Phytic Acid: è una sostanza naturale contenuta nei cereali e nel sesamo, che ha diverse funzioni nei prodotti cosmetici. È antiossidante, antinfiammatorio, lenitivo e depigmentante che agisce legando, e quindi bloccando, gli ioni responsabili della formazione di radicali liberi e della perossidazione.

Climbazole: è un antimicotico spesso utilizzato negli shampoo antiforfora e in altri preparati per il trattamento della dermatite seborroica.
In particolare è attivo contro il fungo Malassezia furfur, al quale provoca rottura della membrana cellulare.

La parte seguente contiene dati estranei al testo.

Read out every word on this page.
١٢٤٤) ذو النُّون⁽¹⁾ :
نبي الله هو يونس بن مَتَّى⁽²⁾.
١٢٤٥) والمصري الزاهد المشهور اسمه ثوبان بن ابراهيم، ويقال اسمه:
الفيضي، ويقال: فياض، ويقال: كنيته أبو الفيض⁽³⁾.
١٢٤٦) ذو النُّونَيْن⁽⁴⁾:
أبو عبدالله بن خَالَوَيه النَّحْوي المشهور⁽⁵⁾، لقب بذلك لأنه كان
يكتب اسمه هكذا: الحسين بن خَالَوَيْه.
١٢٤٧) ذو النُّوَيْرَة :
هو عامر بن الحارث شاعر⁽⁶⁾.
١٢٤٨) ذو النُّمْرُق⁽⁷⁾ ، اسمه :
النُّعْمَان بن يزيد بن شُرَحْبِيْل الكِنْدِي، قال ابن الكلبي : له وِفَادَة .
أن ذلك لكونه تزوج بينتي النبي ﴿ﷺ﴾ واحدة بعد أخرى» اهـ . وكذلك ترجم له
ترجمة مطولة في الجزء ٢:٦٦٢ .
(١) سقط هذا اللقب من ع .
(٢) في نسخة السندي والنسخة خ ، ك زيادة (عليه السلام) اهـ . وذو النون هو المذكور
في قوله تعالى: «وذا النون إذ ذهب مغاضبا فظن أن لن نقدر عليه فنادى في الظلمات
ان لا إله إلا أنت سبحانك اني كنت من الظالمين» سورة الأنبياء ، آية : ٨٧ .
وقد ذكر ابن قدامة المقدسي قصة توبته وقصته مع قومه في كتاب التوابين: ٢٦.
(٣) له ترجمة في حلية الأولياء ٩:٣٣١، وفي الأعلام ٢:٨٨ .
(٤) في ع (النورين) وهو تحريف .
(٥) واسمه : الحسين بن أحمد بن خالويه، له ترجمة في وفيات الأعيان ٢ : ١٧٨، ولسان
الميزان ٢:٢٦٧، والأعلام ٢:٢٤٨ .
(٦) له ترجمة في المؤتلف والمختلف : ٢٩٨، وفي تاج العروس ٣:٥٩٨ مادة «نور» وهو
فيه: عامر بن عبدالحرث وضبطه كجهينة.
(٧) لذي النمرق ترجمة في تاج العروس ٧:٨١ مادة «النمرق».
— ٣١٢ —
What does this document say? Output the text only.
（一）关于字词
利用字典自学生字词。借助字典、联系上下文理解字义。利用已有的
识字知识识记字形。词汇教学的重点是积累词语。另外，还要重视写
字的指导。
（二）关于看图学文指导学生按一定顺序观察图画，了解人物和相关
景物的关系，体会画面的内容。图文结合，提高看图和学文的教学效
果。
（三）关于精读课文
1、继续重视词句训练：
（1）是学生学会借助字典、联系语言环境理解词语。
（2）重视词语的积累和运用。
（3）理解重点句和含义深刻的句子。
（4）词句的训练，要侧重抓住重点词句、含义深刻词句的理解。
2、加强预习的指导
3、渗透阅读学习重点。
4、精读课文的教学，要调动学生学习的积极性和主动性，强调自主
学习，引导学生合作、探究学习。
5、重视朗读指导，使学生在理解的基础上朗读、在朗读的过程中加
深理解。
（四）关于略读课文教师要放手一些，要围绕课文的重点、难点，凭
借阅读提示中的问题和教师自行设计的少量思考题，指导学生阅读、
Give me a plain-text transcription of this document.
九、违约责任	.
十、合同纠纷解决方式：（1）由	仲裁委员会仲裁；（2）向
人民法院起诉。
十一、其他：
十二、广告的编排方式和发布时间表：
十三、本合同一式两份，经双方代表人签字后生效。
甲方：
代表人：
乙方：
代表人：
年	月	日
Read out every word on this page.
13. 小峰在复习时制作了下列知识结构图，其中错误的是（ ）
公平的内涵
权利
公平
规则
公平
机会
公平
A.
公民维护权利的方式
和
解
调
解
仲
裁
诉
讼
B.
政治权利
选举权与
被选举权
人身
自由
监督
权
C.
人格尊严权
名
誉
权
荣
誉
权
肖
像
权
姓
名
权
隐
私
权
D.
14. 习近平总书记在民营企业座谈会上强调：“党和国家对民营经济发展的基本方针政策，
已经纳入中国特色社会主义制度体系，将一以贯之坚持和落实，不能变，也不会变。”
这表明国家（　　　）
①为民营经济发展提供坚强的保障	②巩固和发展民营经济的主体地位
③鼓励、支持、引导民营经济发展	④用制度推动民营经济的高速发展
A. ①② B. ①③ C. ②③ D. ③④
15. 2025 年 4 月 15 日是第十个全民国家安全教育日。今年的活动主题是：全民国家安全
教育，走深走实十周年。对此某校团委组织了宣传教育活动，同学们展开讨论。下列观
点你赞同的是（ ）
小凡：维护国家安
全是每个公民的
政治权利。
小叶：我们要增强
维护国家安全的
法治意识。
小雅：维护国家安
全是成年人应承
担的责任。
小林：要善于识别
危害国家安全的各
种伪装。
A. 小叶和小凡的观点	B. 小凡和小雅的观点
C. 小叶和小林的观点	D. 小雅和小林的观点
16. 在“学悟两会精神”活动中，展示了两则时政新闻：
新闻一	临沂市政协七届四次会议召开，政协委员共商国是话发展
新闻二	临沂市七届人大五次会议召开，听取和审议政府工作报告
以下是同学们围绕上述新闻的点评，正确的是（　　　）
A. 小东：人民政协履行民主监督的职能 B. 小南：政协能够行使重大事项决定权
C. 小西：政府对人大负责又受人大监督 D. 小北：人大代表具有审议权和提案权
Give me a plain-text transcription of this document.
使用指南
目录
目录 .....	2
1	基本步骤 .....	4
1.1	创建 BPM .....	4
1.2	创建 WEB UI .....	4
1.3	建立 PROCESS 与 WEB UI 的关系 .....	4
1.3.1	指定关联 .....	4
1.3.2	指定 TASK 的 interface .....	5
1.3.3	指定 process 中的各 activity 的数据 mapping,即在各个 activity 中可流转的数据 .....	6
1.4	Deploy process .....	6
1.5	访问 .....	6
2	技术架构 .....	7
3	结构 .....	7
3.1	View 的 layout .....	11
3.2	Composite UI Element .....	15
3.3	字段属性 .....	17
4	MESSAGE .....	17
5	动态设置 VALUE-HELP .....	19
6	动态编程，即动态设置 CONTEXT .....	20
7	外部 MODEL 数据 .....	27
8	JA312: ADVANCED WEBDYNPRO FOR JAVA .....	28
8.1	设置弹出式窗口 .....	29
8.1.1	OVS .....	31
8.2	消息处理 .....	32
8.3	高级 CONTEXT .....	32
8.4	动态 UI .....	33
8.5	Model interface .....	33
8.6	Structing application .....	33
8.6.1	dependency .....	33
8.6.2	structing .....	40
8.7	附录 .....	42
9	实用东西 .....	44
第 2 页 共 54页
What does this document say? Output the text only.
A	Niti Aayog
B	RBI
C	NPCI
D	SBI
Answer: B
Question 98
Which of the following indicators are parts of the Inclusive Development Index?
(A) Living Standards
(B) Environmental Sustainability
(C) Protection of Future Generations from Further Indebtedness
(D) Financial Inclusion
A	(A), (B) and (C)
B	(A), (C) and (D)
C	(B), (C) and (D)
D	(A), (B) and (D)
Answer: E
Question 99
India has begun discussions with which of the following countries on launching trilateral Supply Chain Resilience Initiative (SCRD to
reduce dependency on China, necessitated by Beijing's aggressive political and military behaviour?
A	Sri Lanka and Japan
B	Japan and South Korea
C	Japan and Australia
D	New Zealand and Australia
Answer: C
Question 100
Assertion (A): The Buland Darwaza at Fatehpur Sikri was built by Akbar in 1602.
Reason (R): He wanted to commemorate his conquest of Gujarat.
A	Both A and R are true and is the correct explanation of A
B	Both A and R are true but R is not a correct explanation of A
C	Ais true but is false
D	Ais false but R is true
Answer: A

Piroctone Olamine: è una sostanza dotata di attività antibatterica, antifugina e seboregolatrice.
Può rientrare nella formulazione di prodotti antiforfora, di detergenti destinati a ridurre il rischio di infezioni micotiche, in cosmetici indicati per regolare la seborrea, e in prodotti deodoranti.
Ha un’azione specifica contro il Pityrosporum Ovale (chiamato anche Malassezia furfur), l’agente responsabile della produzione di forfora, ma risulta utile anche come antisettico e antibatterico in caso di acne e pelle eccessivamente oleosa.
Ha inoltre potere antiossidante e aiuta a ristabilire il naturale equilibrio microbico della cute.

Benzyl Alcohol: è un conservante. È però anche un allergene del profumo.

Dehydroacetic Acid: è un conservante la cui attività antimicrobica è limitata a lieviti e funghi, risultando più scarsa nei confronti dei batteri. Per questo si trova spesso in associazione con altri conservanti.